Maire de la ville de Nantes (ouest) depuis 1989 et président du groupe socialiste à l'Assemblée nationale depuis 1997, Ayrault a longtemps siégé dans l'hémicycle aux côtés de François Hollande, quand celui-ci était premier secrétaire du PS.
Le problème de l’Europe est politique, non juridique
Pour Jean-Marc Ayrault, le problème de l’Europe n’est pas juridique, il est politique. « Tant qu’il n’y a pas de volonté de se battre ensemble, on stagnera », dit-il, en affirmant qu’il savait que la marge de manœuvre était étroite, mais que c’était dans l’épreuve que se forgent les grands ensembles.
Selon ses propos, la réussite de François Hollande à la présidentielle, lui a donné la légitimité politique qui lui permettra de reprendre le dialogue sur d’autres bases avec Angela Merkel.
« D’un côté, il faut remettre de l’ordre dans nos affaires, comme l’a fait l’Allemagne. De l’autre, nous voulons une « Europe de combat » qui cesse de plier l’échine devant les marchés et se dote des moyens politiques pour défendre ses intérêts » avait-il dit dans une déclaration.
« Ce débat existe en Allemagne. Les sociaux-démocrates et les Verts défendent plus fermement qu’auparavant une orientation pro-européenne. Les sociaux-démocrates se sont interrogés sur leur défaite, sur la désaffection du vote ouvrier à leur égard. D’une certaine manière, ils se sont rapprochés de nous » avait-il précisé.
En tant que maire de Nantes, il a noué de nombreuses affinités sur le continent africain, notamment au Bénin. Il y a rencontré en septembre 2011 le chef de l’État, Boni Yayi, et l’ancien président Nicéphore Soglo, actuel maire de Cotonou, avec lequel sa ville a signé un accord de partenariat.
Parfois critiqué pour faire partie d’un trop grand nombre de cercles à l’Assemblée nationale, Jean-Marc Ayrault ne dédaigne clairement pas les sujets internationaux. Comme député, il a fait partie de bon nombre de groupes d’amitié ou d’études, concernant, au côté de la Géorgie et de l’Irlande du Nord, des pays comme l’Afrique du Sud, le Sénégal, le Maroc, le Cameroun ou encore l’Algérie.
En sa fonction de président du groupe socialiste à l’Assemblée nationale, le nouveau Premier ministre s’est même essayé le 3 mars 2011, en plein printemps arabe, à un semblant de discours de politique étrangère appliqué à l’Afrique. Il y avait formé un certain nombre de propositions à l’adresse d’Alain Juppé, alors ministre des Affaires Étrangères. « Il revient à la France de soumettre des programmes d’aides spécifiques, destinés à stimuler la productivité agricole africaine. La France doit avoir le courage de proposer un moratoire des subventions européennes aux produits agricoles exportés vers l’Afrique, afin de rendre compétitives les denrées africaines », avait-il notamment déclaré avant de critiquer la politique migratoire française à l’origine d’une fuite des cerveaux dommageable au continent africain. « Une nouvelle Afrique émerge », avait-il conclu. « Elle mérite une nouvelle politique. » De belles paroles qu’il a désormais les moyens de transformer en actes.

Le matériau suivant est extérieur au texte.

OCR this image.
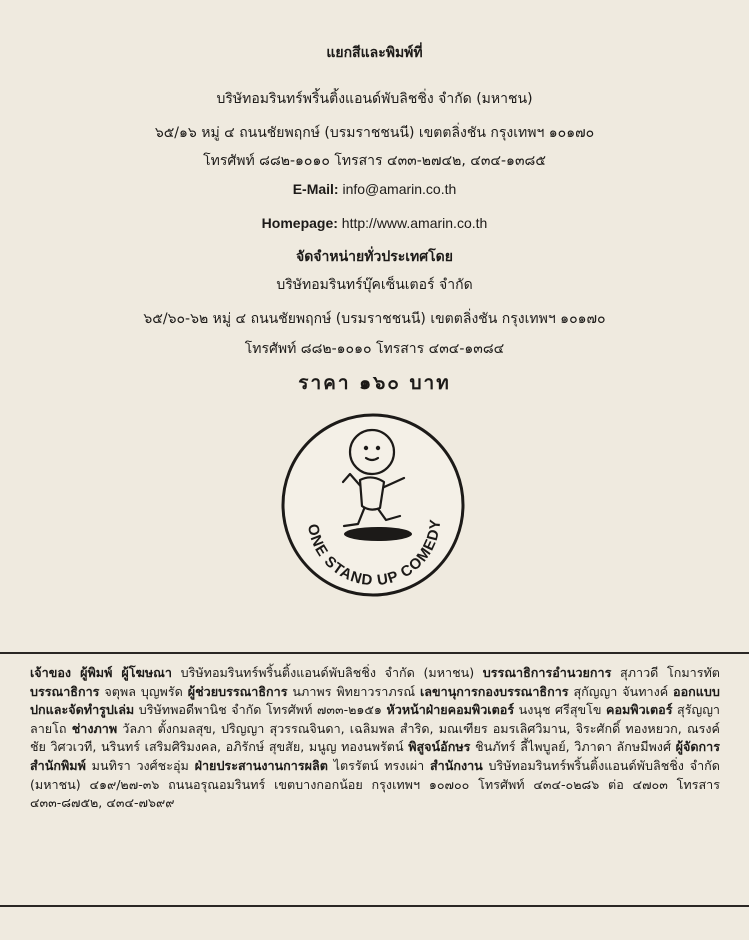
แยกสีและพิมพ์ที่
บริษัทอมรินทร์พริ้นติ้งแอนด์พับลิชชิ่ง จำกัด (มหาชน)
๖๕/๑๖ หมู่ ๔ ถนนชัยพฤกษ์ (บรมราชชนนี) เขตตลิ่งชัน กรุงเทพฯ ๑๐๑๗๐
โทรศัพท์ ๘๘๒-๑๐๑๐ โทรสาร ๔๓๓-๒๗๔๒, ๔๓๔-๑๓๘๕
E-Mail: info@amarin.co.th
Homepage: http://www.amarin.co.th
จัดจำหน่ายทั่วประเทศโดย
บริษัทอมรินทร์บุ๊คเซ็นเตอร์ จำกัด
๖๕/๖๐-๖๒ หมู่ ๔ ถนนชัยพฤกษ์ (บรมราชชนนี) เขตตลิ่งชัน กรุงเทพฯ ๑๐๑๗๐
โทรศัพท์ ๘๘๒-๑๐๑๐ โทรสาร ๔๓๔-๑๓๘๔
ราคา ๑๖๐ บาท
ONE STAND UP COMEDY
เจ้าของ ผู้พิมพ์ ผู้โฆษณา บริษัทอมรินทร์พริ้นติ้งแอนด์พับลิชชิ่ง จำกัด (มหาชน) บรรณาธิการอำนวยการ สุภาวดี โกมารทัต บรรณาธิการ จตุพล บุญพรัด ผู้ช่วยบรรณาธิการ นภาพร พิทยาวราภรณ์ เลขานุการกองบรรณาธิการ สุกัญญา จันทางค์ ออกแบบปกและจัดทำรูปเล่ม บริษัทพอดีพานิช จำกัด โทรศัพท์ ๗๓๓-๒๑๕๑ หัวหน้าฝ่ายคอมพิวเตอร์ นงนุช ศรีสุขโข คอมพิวเตอร์ สุรัญญา ลายโถ ช่างภาพ วัลภา ตั้งกมลสุข, ปริญญา สุวรรณจินดา, เฉลิมพล สำริด, มณเฑียร อมรเลิศวิมาน, จิระศักดิ์ ทองหยวก, ณรงค์ชัย วิศวเวที, นรินทร์ เสริมศิริมงคล, อภิรักษ์ สุขสัย, มนูญ ทองนพรัตน์ พิสูจน์อักษร ชินภัทร์ ลี้ไพบูลย์, วิภาดา ลักษมีพงศ์ ผู้จัดการสำนักพิมพ์ มนทิรา วงศ์ชะอุ่ม ฝ่ายประสานงานการผลิต ไตรรัตน์ ทรงเผ่า สำนักงาน บริษัทอมรินทร์พริ้นติ้งแอนด์พับลิชชิ่ง จำกัด (มหาชน) ๔๑๙/๒๗-๓๖ ถนนอรุณอมรินทร์ เขตบางกอกน้อย กรุงเทพฯ ๑๐๗๐๐ โทรศัพท์ ๔๓๔-๐๒๘๖ ต่อ ๔๗๐๓ โทรสาร ๔๓๓-๘๗๕๒, ๔๓๔-๗๖๙๙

Libye: Ayrault favorable à une solution politique en Libye
Interrogé par France 24, sur l’accord entre les socialistes et l’UMP durant la crise libyenne et s’il accordait la carte blanche au gouvernement et à Nicolas Sarkozy, Jean-Marc Ayrault avait répondu : «Non, pas de carte blanche parce que, d'abord, il n'y a aucune raison sur une affaire aussi grave mais je pense qu'il est important d'être cohérents avec une position que nous avons défendue. Depuis le début - il y a un peu plus de quatre mois - nous demandions qu'il y ait une intervention en Libye pour arrêter le bras sanglant de Kadhafi qui était en train de massacrer son peuple et qui s'apprêtait à écraser la population de Benghazi. Donc la résolution à l'initiative de la France, la résolution du Conseil de Sécurité, la résolution 1973 a été votée, elle a donné un mandat clair qui permet une intervention uniquement aérienne et non pas au sol. C'est sur ce sujet que nous sommes aujourd'hui ». « Pour autant, la solution ne peut pas être que militaire. Il faut qu'elle soit politique » a-t-il souligné.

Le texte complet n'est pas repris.